In common with other giant placers throughout the world, secular deep chemical weathering of the auriferous Halls Creek Group during the Tertiary transformed substantial depths of rock into laterite profiles and clays
.
Cyclical denudations stripped the laterites and transported the easily suspended clays over substantial distances to form the Lake Gregory Beds.
Non reactive heavy components (gold and auriferous quartz veins) were dumped on the adjoining (Canning)
plains (when gradients and stream velocities diminished), to be further concentrated by fluvial processes (braided streams) into auriferous giant placers of the ‘gravel plain’ category.
Structurally the Halls Creek Giant Placer it is in part an analogue of the gravel plain placers of the Californian dredging fields of Hammonton, Folsom and Oroville. These placers are around 100 kilometres from the gold source. Each field has produced around 4 million ounces of gold.
From a provenance perspective, auriferous mineralisation within the placer source area, (the Halls Creek Group of metamorphic rocks), offers a close parallel to the Klondike Schists of the Yukon, scene of one of the world’s greatest alluvial gold rushes.
Whilst deep chemical weathering of regionally extensive though weakly auriferous Klondike Schists during the Tertiary provided miners with over 12 million ounces of alluvial gold in placer gravels, the source rocks
have yet to support a mine of significance on primary ore.
Previous Mining and Exploration
The area within the tenement boundary has never been the subject of a tenement application by another party.

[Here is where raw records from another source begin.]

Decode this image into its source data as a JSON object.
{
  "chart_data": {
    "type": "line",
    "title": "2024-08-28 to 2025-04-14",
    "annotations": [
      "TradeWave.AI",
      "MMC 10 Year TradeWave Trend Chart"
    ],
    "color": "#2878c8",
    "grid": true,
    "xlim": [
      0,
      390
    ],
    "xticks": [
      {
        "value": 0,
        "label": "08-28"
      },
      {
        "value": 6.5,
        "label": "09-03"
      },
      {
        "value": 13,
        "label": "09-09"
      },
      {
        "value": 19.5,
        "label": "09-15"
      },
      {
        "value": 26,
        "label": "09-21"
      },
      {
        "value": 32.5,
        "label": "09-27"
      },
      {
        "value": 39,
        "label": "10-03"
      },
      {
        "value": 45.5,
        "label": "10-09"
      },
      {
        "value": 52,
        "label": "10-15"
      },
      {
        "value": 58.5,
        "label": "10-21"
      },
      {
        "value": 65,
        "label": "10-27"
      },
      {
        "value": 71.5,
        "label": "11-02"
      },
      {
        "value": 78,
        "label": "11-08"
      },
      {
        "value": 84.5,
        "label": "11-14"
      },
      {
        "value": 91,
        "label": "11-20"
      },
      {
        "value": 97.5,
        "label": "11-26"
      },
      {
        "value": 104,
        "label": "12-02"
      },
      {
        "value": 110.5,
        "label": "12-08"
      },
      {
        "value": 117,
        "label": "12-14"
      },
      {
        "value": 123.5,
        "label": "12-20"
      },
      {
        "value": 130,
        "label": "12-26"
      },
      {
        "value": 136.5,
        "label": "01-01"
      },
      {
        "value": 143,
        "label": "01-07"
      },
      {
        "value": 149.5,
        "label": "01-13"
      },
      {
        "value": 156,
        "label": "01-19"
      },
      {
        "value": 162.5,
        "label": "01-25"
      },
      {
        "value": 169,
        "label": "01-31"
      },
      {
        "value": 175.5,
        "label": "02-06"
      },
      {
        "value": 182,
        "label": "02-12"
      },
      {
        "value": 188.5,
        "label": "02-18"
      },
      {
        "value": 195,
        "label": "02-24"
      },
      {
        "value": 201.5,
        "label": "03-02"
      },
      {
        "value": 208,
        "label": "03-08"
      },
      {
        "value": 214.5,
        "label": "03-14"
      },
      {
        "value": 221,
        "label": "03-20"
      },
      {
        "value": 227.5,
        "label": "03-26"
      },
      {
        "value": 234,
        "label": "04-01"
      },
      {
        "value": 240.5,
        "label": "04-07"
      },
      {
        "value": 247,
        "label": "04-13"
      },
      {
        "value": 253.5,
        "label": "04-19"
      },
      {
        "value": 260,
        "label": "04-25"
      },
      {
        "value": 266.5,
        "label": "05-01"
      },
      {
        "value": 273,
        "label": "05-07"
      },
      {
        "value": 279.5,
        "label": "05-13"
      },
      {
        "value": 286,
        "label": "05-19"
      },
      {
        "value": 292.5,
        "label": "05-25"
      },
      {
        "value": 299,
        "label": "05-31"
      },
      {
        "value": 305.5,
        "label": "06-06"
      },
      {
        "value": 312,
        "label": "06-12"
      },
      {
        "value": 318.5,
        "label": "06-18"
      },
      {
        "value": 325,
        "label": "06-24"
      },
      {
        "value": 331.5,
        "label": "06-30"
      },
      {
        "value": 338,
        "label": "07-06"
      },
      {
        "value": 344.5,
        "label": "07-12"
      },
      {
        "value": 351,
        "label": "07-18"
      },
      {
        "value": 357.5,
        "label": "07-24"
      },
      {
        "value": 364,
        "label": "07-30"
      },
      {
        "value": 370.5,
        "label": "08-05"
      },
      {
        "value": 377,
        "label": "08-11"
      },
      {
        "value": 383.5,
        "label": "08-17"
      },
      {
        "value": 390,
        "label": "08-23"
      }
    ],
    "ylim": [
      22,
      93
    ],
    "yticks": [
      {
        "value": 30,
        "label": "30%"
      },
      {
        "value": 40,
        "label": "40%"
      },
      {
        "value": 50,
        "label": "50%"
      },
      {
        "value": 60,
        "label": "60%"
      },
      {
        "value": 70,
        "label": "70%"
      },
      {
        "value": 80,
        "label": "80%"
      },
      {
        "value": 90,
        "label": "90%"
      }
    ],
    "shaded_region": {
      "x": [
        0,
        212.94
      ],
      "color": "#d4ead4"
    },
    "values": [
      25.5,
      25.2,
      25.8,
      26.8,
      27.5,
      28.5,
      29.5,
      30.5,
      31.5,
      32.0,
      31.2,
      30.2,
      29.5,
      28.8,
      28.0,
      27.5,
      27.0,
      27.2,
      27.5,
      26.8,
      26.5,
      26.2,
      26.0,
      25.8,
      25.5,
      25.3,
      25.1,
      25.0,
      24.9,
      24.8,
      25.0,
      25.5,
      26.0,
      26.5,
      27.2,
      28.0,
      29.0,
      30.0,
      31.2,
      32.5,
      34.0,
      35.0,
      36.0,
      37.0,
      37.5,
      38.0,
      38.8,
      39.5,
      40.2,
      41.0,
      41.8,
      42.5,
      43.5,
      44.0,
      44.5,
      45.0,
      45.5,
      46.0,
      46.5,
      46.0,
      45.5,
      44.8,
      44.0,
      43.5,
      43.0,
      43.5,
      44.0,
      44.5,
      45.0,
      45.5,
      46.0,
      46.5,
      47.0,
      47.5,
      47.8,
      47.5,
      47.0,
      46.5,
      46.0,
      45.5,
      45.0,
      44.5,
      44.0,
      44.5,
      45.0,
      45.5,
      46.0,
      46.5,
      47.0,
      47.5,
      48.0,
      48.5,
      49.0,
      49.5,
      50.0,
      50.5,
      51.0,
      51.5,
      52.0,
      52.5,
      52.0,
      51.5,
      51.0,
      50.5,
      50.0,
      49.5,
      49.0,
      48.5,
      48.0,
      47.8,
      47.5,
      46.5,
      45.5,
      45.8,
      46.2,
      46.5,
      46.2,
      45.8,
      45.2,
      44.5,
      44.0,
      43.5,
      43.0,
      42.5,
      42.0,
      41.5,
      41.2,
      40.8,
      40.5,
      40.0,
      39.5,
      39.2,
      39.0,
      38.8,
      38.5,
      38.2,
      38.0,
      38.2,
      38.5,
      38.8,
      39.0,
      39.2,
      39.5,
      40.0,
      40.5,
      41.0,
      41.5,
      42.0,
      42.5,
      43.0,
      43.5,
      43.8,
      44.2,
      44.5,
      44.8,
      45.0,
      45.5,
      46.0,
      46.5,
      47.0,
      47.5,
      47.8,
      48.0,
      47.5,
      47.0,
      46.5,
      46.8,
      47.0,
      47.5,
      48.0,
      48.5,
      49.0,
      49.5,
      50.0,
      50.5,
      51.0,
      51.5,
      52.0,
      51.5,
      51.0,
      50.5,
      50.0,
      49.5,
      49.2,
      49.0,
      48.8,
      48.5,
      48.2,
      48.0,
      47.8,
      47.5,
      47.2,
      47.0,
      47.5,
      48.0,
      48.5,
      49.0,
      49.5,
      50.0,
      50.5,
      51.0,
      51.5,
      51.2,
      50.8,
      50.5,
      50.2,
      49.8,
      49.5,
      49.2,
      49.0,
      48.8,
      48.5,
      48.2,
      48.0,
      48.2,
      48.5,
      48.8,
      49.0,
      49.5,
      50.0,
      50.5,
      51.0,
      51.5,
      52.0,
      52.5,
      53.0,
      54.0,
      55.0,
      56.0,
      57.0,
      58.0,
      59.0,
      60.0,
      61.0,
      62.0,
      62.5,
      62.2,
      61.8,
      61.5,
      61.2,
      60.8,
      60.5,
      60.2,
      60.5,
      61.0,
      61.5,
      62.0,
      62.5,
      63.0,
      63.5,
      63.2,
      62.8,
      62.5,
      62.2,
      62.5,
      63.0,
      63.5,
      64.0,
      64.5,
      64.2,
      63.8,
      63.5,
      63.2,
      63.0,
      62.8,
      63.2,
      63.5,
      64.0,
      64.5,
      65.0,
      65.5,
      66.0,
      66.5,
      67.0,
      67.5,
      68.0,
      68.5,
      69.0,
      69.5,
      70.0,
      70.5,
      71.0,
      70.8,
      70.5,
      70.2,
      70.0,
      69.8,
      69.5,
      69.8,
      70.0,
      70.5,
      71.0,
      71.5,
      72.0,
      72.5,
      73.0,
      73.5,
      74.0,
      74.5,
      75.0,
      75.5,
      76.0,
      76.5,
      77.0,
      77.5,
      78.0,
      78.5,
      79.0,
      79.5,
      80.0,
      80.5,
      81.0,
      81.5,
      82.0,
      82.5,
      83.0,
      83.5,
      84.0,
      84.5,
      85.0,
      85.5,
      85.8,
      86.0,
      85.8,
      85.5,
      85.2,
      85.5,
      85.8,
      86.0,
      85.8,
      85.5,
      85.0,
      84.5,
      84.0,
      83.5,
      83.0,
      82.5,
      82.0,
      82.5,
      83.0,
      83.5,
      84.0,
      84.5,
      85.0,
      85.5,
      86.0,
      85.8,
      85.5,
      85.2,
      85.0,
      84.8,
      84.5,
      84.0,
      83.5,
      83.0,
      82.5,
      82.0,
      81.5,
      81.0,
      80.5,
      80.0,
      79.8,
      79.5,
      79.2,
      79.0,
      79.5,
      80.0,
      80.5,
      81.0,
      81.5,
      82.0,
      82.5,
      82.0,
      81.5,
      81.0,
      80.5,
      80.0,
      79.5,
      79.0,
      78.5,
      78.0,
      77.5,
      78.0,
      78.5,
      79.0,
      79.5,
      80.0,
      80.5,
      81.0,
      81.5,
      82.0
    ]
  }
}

Regional soil sample traverses undertaken by a diamond explorer over a sand covered lateritised southern
extension of the placer, generated a regional gold anomaly ranging from 15 – 42 ppb Au over a large area.
Following resampling, the anomaly was dismissed as ‘palaeodrainage contamination’ and no follow-up work was done.
Giant Placer Project - Gold Potential
The project conforms with all the principal requirements for major placer resource since:
- Provenance requirements are satisfied with the upper Elvire drainage basin being primarily confined to the auriferous Halls Creek Group.
- Interpreted uplift of the Halls Creek Group block created a high energy environment.
- Climatic conditions during the Tertiary were highly favourable with deep chemical weathering enabling land surface erosion of considerable depth over the Halls Creek Group.
- The base on which the Canning Plains gravels are deposited is gently dipping (Flat Rock Formation) with strata of varying resistance to erosion generating large trap sites for gold accumulation.
- The Elvire palaeo-drainage system is undiluted by non-contributing tributaries resulting in a high auriferous quartz vein component in the gravel ‘blanket’.
- Gold content of alluvium in former dredging claims in the upper reaches of the Elvire reported by Finucane (1939) at 3 grams per cubic metre is high.
- The palaeo-drainage system was long standing allowing considerable reworking.
- Geochemical sampling conducted over a part of the placer has defined an extensive gold anomaly ranging from 15 – 42 ppb Au.
On the basis of the above criteria and the size of the gravel blanket, the deposit holds the potential for the definition of a very large gold resource.